An Australian giant in the crosshairs: what the ALS Global ransomware claim means for you

22.06.26 09:59 - By Shaun Barnett

On 19 June 2026, a ransomware group calling itself Aurora added ALS Global to its dark web leak site, claiming it had stolen data from the company and threatening to publish it. If you've never heard of ALS, you've almost certainly been touched by its work — and that's exactly why this one is worth paying attention to.


Who is ALS, and why does it matter here?

ALS Limited is an ASX-listed Australian company headquartered in Brisbane, founded back in 1863. It's one of the largest testing, inspection and certification businesses in the world, running laboratories across more than 65 countries — testing everything from drinking water and food to soil, pharmaceuticals and minerals.


You won't have an account with ALS the way you have one with your bank. But organisations that do hold your data — water utilities, food producers, government environmental programs, mining and resources companies — rely on ALS as a behind-the-scenes supplier. That's the part most people miss about modern data breaches: the company that gets hit is often not the one you handed your information to directly.


What's actually been claimed

Let's be precise, because precision matters. At this stage, this is a claim by a threat actor, not a confirmed breach:

  • Aurora has listed ALS on its leak site and says it exfiltrated corporate and personal data.
  • Reporting on the listing references employee information, internal business documents, and proprietary research data, with some accounts mentioning employee credentials and identity documents.
  • As far as we can see, no sample data has been published, and ALS has not publicly confirmed an incident.

Ransomware groups post listings like this to apply pressure and force a company to the negotiating table. Sometimes the claim is exactly as described. Sometimes it's exaggerated, recycled from an older breach, or simply false. The honest answer today is: we don't yet know the full scope. We'll update this post as verified information emerges.


Why "I'm not an ALS customer" isn't the right question

The more useful question is: could an organisation I deal with be one of ALS's clients? For a business this large and this embedded in essential services, the answer for a lot of Australians is "quite possibly."


This is the supply-chain reality of breaches in 2026. Your data can be exposed through a company you've never directly interacted with, because the organisations you trust pass data down a chain of suppliers to get their work done. You can't control that chain. What you can control is how exposed you are when a link in it breaks.


What to actually do

You don't need to panic, and you don't need to do anything dramatic. A few sensible, durable habits cover you regardless of how the ALS situation plays out:

  1. Treat unexpected "ALS" or testing-related emails with suspicion. A high-profile listing like this often draws opportunistic phishing that name-drops the breach. Don't click links in unsolicited messages — go to the source directly.
  2. Turn on multi-factor authentication anywhere you haven't already, especially email and banking. If credentials are floating around, MFA is what stops them being useful.
  3. Use unique passwords. A password manager makes this painless. The damage from any single breach stays contained to one account.
  4. Watch for the unusual. Logins you don't recognise, password-reset emails you didn't request, statements that don't look right.

How we see it

Breaches like this are a reminder that your personal information lives in far more places than you'll ever have a login for. That's not a reason for fear — it's a reason to build a few good habits once and let them protect you everywhere.
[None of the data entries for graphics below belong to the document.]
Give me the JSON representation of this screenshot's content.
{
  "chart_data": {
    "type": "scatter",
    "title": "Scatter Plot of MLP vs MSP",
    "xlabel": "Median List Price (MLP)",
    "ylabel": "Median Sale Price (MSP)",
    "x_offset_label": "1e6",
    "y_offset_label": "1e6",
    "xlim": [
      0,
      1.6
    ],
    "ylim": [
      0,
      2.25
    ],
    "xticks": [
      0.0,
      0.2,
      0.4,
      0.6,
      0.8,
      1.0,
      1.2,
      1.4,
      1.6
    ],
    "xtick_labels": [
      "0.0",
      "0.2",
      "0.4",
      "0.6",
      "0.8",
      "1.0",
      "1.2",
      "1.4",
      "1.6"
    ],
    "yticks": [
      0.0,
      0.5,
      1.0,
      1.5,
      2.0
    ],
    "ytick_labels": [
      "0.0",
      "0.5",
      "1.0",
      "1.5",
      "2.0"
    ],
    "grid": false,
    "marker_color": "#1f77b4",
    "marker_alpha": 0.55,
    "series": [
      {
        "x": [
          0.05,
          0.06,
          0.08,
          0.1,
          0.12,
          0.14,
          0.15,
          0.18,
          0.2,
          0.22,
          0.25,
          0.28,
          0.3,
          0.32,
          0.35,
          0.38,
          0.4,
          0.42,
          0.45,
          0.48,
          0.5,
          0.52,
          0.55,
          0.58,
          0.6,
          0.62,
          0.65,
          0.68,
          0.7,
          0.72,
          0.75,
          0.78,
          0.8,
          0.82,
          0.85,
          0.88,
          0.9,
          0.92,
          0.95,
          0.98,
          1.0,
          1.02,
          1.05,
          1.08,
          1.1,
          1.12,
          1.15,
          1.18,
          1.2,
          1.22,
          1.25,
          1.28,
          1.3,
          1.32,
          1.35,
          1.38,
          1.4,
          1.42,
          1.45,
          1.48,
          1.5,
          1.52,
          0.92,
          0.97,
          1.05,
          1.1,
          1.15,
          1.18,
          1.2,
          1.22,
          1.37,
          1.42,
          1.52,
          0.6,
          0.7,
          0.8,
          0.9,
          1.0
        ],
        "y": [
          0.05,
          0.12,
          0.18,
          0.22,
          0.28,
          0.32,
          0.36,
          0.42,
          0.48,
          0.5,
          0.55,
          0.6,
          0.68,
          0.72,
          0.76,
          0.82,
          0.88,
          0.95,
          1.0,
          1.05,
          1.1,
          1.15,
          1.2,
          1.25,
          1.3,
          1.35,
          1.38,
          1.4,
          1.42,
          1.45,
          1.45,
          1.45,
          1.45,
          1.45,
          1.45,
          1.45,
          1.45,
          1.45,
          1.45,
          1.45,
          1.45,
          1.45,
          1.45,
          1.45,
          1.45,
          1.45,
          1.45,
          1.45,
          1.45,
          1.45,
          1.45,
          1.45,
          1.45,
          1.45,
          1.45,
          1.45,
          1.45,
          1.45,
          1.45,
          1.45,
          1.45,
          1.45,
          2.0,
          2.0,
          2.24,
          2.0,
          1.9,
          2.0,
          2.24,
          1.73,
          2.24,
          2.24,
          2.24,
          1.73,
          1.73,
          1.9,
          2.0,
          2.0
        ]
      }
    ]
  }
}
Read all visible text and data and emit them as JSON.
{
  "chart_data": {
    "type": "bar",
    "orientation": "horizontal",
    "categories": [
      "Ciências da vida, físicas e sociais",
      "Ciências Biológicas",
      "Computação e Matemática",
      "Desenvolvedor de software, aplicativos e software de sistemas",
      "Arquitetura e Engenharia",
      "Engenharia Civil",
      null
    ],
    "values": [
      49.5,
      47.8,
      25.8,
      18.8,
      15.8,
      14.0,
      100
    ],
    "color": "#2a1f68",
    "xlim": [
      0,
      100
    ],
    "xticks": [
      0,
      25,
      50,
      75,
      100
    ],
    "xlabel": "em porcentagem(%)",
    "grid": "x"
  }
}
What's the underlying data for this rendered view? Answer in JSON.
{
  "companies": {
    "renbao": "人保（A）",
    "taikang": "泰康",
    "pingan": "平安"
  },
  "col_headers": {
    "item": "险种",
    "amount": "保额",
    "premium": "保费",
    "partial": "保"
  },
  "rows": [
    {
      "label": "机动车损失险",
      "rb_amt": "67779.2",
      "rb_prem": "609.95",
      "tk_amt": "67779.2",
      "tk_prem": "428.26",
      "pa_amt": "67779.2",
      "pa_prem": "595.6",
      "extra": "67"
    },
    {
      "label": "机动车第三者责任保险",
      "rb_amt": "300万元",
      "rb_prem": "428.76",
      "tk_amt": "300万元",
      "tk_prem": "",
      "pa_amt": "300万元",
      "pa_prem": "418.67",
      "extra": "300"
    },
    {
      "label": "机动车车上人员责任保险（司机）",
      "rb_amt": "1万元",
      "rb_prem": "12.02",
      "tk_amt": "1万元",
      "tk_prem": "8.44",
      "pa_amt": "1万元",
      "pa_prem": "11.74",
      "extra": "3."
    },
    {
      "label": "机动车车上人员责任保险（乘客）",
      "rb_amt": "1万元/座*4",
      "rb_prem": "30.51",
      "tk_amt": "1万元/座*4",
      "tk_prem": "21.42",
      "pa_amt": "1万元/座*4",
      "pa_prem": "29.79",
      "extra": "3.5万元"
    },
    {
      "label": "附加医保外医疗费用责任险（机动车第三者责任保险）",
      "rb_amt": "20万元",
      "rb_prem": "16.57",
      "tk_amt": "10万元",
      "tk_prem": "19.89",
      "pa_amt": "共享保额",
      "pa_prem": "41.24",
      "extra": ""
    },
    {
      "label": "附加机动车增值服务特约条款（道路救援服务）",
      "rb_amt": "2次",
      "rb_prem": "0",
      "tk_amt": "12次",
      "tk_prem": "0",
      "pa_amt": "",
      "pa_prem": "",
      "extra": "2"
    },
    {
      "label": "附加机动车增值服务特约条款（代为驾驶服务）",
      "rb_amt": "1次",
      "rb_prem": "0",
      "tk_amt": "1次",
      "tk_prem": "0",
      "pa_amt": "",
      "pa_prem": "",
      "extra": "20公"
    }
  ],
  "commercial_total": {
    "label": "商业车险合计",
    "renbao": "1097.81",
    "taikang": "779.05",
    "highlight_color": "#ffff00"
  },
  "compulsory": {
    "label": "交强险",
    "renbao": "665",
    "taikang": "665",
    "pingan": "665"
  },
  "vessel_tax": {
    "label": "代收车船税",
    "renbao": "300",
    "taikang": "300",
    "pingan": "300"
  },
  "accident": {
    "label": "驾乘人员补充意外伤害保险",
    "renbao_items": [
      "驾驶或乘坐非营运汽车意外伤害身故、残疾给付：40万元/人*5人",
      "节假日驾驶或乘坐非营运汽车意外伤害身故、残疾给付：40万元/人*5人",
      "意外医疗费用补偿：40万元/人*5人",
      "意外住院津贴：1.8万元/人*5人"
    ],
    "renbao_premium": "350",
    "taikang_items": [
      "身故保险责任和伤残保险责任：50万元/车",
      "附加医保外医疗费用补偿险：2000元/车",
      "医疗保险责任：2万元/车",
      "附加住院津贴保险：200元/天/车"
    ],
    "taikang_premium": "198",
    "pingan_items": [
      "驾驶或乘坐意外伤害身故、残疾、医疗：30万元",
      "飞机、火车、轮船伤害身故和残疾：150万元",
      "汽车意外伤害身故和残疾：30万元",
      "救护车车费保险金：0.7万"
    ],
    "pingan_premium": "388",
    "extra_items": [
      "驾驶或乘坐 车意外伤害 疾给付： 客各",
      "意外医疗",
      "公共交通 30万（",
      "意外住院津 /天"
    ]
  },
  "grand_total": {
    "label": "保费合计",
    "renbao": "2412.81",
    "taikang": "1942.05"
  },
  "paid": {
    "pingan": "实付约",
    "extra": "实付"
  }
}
At SelfCybr, that's the whole point: helping individuals and families in Australia understand their exposure in plain language, monitor for it, and know what to do when something surfaces. No jargon, no scare tactics — just the practical steps that actually move the needle.


This post reflects information available as of 22 June 2026 and concerns an unverified threat-actor claim. We'll update it as the situation develops.